What Is Cost Sharing in Medicare and How Does It Work?
Understand how you share healthcare costs with Medicare. Learn about your financial responsibilities within the system.
Understand how you share healthcare costs with Medicare. Learn about your financial responsibilities within the system.
Medicare involves various financial arrangements, and understanding these can help in managing healthcare expenses. Cost sharing refers to the portion of healthcare costs an individual is responsible for paying out-of-pocket, beyond any premiums. It ensures that beneficiaries share in the cost of their care.
Financial responsibility for healthcare services includes several distinct payment mechanisms. A deductible represents the initial amount a beneficiary must pay for covered services before Medicare or a Medicare plan begins to contribute its share.
A copayment is a fixed dollar amount that a beneficiary pays for a specific covered healthcare service. Copayments are collected at the time of service, such as for a doctor’s office visit or when filling a prescription.
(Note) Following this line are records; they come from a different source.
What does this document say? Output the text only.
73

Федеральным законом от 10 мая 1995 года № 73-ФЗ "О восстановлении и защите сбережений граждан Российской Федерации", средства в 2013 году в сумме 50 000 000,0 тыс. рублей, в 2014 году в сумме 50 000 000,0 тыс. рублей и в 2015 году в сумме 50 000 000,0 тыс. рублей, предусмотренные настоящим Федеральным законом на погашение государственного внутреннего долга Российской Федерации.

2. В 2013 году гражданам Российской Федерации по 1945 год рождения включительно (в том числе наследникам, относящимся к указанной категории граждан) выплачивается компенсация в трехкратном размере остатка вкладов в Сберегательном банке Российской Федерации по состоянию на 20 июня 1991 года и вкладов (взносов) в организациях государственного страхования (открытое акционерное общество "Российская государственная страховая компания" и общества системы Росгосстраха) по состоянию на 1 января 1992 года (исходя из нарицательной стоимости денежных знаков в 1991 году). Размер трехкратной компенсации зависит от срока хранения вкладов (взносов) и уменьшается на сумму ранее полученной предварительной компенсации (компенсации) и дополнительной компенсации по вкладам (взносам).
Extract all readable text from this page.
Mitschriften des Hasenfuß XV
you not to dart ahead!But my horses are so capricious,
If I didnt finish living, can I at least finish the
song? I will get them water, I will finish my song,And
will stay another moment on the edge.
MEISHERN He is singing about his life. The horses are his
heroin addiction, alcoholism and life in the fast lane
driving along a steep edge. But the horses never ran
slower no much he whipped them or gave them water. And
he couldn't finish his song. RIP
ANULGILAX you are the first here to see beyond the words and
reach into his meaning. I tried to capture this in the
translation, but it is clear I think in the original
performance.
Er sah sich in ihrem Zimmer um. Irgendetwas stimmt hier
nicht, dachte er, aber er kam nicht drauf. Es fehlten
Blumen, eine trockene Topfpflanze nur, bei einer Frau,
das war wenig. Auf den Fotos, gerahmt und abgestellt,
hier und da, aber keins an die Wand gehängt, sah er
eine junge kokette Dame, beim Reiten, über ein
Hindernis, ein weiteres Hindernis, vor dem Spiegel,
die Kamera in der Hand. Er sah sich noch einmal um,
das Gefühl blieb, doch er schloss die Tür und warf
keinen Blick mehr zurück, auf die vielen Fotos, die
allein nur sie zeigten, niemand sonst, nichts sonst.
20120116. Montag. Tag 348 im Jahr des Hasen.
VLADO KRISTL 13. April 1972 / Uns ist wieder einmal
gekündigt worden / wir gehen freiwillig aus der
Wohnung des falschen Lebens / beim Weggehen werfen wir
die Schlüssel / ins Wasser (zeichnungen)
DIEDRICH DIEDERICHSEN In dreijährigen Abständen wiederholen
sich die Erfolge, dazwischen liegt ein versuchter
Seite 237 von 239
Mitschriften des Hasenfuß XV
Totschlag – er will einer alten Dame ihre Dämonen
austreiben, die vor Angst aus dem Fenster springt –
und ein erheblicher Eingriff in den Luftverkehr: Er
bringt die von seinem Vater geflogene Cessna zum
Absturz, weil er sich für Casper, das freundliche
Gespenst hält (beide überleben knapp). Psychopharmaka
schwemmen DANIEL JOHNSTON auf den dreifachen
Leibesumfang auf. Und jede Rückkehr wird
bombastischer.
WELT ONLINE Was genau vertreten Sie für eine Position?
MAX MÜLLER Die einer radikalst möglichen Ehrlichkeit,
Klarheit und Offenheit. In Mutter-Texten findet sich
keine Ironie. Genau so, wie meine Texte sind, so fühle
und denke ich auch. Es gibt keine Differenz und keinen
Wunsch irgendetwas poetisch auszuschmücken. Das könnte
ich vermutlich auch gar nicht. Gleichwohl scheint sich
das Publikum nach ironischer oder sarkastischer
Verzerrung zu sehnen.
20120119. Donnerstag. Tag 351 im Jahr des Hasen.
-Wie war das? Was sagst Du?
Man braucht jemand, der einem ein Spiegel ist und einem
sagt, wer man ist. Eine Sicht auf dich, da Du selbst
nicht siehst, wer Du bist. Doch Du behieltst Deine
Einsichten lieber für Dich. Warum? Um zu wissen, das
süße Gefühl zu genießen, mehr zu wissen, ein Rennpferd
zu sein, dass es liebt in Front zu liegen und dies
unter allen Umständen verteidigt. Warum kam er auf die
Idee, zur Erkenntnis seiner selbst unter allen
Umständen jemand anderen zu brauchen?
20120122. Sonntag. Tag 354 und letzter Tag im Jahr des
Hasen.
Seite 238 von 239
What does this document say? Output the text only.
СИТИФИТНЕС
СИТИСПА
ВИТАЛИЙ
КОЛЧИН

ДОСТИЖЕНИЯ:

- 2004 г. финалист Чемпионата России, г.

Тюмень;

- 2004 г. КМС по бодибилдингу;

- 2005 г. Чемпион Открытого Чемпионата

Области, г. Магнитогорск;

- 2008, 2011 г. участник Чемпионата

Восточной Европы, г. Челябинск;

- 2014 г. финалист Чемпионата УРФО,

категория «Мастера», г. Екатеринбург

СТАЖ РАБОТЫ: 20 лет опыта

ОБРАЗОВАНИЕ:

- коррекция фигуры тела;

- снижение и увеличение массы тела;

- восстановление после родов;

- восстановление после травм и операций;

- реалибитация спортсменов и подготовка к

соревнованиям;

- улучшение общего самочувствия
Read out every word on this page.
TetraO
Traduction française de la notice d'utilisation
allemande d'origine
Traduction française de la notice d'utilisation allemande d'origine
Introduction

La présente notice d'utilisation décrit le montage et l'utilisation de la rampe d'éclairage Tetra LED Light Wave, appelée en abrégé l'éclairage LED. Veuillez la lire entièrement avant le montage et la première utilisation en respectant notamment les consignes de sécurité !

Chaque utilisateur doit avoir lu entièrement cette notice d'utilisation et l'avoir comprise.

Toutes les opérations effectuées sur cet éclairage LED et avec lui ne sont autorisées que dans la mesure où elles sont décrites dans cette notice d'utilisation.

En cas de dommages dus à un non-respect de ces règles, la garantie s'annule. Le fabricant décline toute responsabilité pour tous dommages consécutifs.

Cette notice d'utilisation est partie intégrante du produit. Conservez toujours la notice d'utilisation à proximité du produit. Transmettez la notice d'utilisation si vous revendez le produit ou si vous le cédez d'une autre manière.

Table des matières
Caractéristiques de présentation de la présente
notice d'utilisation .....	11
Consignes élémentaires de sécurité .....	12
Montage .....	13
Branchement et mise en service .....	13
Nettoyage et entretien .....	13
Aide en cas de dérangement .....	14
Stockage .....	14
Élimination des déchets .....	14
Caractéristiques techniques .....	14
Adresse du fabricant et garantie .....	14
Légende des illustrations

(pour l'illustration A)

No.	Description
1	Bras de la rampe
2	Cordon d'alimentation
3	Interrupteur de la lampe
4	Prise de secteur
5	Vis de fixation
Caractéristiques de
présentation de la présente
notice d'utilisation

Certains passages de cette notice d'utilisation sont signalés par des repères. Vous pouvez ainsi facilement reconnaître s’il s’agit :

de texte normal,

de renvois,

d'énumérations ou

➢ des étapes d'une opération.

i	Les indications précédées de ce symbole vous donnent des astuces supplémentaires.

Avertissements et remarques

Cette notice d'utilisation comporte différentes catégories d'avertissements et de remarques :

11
Coinsurance is a percentage of the cost of a covered healthcare service. A beneficiary pays this percentage after their deductible has been met. This arrangement illustrates a shared financial responsibility, where the individual pays a portion, and the plan covers the remainder. These three mechanisms determine a beneficiary’s out-of-pocket expenses.
Original Medicare, including Part A (Hospital Insurance) and Part B (Medical Insurance), applies these cost-sharing concepts to different types of services. Medicare Part A covers inpatient hospital stays, skilled nursing facility care, hospice care, and some home health services.
For inpatient hospital care, the Part A deductible for 2025 is $1,676 per benefit period. A benefit period begins the day a person is admitted to a hospital or skilled nursing facility and ends after they have not received inpatient care for 60 consecutive days. This means a beneficiary might pay the deductible multiple times in a single year if they have separate benefit periods.
After meeting the Part A deductible, specific coinsurance amounts apply for longer hospital stays. For days 61 through 90, the daily coinsurance in 2025 is $419. If a hospital stay extends beyond 90 days, beneficiaries can use lifetime reserve days, which incur a daily coinsurance of $838 for up to 60 days. For skilled nursing facility stays, there is no coinsurance for the first 20 days, but a daily coinsurance of $209.50 applies for days 21 through 100 in 2025. Hospice care has no cost sharing.
Medicare Part B covers medically necessary services such as doctor visits, outpatient care, durable medical equipment, and some preventive services. The annual Part B deductible for 2025 is $257. After this deductible is met, beneficiaries pay 20% coinsurance of the Medicare-approved amount for most services. For example, if a doctor’s visit has a Medicare-approved amount of $100 and the deductible has been met, the beneficiary would pay $20. Certain preventive services are covered at 100% with no cost sharing when provided by a participating provider.
Medicare Part D, which provides prescription drug coverage, features a multi-stage cost-sharing structure. Many Part D plans have an annual deductible that must be met before the plan starts paying for medications.
In 2025, the maximum deductible a Part D plan can charge is $590. The specific deductible amount depends on the chosen plan.
After the deductible is satisfied, beneficiaries enter the initial coverage period. In this phase, individuals pay a copayment or coinsurance for their prescriptions, with the plan covering the remaining portion. The exact copay or coinsurance amount varies by plan and drug tier.
A significant change for 2025 is the elimination of the coverage gap, often called the “donut hole.” The Part D structure now moves directly from the initial coverage phase to catastrophic coverage once a specific out-of-pocket spending threshold is reached.
Once a beneficiary’s out-of-pocket spending for covered drugs reaches $2,000 in 2025, they enter the catastrophic coverage phase. In this phase, the beneficiary pays $0 for covered prescriptions for the remainder of the year. This $2,000 cap includes the deductible, copayments, and coinsurance paid during the initial coverage period.
Medicare Advantage Plans (Part C) are offered by private insurance companies approved by Medicare and provide an alternative way to receive Medicare Part A and Part B benefits. These plans must cover at least the same services as Original Medicare, but they have the flexibility to structure their cost sharing differently. Deductibles, copayments, and coinsurance amounts can vary significantly from one plan to another.
For example, a Medicare Advantage plan might have a fixed copay for doctor visits (e.g., $10 or $20), a different copay for specialist visits, or a per-day copay for inpatient hospital stays, rather than the Part A deductible structure. The specific cost-sharing details are outlined in each plan’s summary of benefits.
A distinguishing feature of all Medicare Advantage plans is the inclusion of an annual out-of-pocket maximum. For 2025, this maximum can be up to $9,350 for in-network services. Once a beneficiary’s out-of-pocket spending for covered Part A and Part B services reaches this limit, the plan pays 100% of the costs for the remainder of the year. This out-of-pocket maximum provides a financial safety net not present in Original Medicare, which has no annual limit on out-of-pocket expenses. Medicare Advantage plans also include prescription drug coverage, with their drug cost sharing following the general Part D structure.